Reading DATASUS and ANS .dbc files using R

Those interested in conducting research using Brazilian data often come across some unusual file formats used by Brazilian government agencies. One example is the .dbc files used for health data produced by DATASUS and by ANS. These .dbc files are not related to the.dbf files used by FoxPro for instance. In fact, they are just compressed .dbf files.

There is a package in R that can convert these .dbc files into regular .dbf files. This package is named read.dbc. Once you generated the .dbf files, you can use the package foreign and its function read.dbf to import the data into R. This very same package allow you to save the data using Stata .dta format by means of the function write.dta.

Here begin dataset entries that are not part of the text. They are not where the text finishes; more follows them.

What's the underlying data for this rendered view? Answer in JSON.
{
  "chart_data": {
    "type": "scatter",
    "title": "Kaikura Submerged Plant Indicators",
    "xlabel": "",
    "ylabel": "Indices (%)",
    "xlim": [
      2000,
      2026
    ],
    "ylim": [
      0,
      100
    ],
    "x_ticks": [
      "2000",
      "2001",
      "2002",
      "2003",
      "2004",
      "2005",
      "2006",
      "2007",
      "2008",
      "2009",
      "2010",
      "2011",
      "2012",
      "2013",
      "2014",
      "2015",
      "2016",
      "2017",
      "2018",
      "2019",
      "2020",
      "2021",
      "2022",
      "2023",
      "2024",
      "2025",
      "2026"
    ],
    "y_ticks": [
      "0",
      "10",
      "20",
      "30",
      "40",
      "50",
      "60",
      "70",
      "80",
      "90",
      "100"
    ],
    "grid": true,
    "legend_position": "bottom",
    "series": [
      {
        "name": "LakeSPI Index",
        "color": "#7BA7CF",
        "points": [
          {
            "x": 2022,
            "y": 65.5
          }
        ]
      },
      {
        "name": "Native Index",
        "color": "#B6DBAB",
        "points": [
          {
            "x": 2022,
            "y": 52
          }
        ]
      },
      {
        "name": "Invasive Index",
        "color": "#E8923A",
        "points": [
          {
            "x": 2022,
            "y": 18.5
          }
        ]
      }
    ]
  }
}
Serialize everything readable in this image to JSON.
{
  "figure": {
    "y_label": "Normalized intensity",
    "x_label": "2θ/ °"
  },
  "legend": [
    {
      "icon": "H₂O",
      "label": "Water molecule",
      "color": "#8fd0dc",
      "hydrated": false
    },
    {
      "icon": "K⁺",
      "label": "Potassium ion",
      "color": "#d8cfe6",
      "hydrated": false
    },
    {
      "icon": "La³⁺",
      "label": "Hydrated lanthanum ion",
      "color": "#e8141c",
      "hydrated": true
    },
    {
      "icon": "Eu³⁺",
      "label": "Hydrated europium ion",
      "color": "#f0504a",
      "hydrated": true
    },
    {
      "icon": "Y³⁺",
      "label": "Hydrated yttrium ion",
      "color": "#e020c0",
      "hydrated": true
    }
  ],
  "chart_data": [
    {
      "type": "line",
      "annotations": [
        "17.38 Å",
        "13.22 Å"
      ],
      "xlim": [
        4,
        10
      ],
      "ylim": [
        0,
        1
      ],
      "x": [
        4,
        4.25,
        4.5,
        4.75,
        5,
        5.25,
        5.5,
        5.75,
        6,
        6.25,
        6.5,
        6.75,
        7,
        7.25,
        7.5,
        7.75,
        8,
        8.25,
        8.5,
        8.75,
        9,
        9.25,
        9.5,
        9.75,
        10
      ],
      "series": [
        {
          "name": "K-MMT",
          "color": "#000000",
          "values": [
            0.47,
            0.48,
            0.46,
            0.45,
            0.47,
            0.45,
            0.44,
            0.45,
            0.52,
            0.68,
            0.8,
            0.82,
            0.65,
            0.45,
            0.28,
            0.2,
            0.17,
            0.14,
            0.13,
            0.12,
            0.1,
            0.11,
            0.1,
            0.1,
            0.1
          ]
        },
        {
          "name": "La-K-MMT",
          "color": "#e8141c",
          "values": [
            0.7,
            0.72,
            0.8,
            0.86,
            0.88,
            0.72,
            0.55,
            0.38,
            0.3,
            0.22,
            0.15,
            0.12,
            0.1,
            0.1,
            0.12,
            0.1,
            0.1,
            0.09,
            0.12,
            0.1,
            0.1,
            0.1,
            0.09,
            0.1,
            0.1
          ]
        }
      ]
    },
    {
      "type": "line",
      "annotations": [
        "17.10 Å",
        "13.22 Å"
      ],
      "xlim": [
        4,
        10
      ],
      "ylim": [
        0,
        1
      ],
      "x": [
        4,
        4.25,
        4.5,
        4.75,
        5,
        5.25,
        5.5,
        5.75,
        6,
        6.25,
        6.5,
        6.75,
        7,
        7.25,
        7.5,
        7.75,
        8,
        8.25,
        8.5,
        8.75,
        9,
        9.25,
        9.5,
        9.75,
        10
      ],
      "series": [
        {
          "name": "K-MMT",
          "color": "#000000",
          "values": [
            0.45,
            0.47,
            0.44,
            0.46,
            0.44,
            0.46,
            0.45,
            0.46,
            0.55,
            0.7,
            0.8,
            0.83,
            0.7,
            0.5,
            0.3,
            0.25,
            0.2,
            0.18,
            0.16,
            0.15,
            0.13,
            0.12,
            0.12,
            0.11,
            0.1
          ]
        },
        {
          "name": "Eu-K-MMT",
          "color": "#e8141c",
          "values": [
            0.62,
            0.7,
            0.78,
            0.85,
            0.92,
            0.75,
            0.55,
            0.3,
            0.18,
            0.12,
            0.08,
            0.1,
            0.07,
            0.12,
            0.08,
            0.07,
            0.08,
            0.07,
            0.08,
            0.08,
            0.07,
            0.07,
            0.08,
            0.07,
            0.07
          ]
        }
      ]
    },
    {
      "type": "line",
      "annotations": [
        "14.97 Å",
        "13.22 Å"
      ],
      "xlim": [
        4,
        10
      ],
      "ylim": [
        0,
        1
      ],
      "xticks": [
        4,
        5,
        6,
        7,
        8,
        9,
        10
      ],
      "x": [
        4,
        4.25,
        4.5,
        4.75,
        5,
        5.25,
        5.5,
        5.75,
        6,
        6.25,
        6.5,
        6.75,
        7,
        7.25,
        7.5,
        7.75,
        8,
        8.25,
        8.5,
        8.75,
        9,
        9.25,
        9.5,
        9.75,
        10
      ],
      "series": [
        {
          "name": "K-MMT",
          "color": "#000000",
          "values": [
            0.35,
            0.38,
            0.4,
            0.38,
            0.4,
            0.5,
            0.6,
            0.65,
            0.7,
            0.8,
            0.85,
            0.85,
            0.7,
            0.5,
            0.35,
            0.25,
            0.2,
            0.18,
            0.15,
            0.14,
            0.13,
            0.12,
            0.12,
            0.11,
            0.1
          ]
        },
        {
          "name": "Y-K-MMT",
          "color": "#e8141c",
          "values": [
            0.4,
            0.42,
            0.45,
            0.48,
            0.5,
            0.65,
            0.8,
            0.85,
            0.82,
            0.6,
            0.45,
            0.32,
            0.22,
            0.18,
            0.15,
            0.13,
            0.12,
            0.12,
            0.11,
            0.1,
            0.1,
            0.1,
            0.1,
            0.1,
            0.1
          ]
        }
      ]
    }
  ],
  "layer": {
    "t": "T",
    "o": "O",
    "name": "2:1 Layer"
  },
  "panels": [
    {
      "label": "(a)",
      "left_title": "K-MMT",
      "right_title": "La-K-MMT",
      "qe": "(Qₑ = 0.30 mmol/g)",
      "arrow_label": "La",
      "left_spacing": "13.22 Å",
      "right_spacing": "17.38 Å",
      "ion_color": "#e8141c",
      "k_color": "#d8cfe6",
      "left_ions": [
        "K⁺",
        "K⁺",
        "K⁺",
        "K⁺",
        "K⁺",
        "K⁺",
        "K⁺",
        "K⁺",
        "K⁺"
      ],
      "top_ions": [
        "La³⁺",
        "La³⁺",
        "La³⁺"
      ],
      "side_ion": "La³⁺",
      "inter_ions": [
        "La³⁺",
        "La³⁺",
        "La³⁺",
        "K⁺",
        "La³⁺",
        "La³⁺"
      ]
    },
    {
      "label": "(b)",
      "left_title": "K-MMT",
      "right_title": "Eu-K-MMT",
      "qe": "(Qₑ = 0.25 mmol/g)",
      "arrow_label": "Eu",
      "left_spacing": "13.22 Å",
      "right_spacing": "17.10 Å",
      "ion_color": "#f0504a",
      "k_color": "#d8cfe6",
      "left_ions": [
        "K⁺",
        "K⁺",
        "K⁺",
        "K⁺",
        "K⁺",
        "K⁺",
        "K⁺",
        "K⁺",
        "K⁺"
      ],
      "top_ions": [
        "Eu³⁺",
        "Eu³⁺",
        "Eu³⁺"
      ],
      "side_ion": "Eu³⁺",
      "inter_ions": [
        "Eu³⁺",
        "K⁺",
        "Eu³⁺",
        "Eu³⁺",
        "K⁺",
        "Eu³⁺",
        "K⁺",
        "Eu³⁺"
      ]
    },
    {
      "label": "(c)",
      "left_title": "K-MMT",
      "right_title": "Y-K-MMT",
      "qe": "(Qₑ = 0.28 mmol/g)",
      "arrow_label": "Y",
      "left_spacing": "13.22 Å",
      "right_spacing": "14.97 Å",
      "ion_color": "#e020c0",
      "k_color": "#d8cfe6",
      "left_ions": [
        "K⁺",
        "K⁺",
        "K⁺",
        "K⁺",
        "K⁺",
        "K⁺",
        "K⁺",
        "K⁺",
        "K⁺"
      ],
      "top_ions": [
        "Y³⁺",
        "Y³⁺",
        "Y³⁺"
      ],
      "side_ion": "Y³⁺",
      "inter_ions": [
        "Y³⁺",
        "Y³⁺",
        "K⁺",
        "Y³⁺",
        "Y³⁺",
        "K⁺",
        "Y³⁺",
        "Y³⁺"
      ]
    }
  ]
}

The package maptools also has a function to read dbf files named dbf.read, though I have not tried it yet.

 

Statistical Learning using R – A downloadable book

I was looking for some books on Statistical Learning for a new course that I am preparing, and I came across a very interesting book titled “The Elements of Statistical Learning Data Mining, Inference, and Prediction” by Trevor Hastie, Robert Tibshirani, and Jerome Friedman. This book can be downloaded for free. I enjoyed reading this book since it is very well written and contains several examples. Additionally, data and R scripts used in the book are available for download in the book website.

Graphs in R

Carefully thought graphs and diagrams can help you make your point. R has very nice features when it comes to graphs. Nevertheless, things can get cumbersome quickly.
This first link provides a good explanation on how to make simple graphs. This other link contains an encyclopedic treatment of graphs in R.
Finally, in the event you are using R Studio and the plot refuses to show up, go to the Console and type “dev.off()” till you get an error message. Then, try plotting the graph again. Another solution is to restart R Studio. More on this issue can be found here.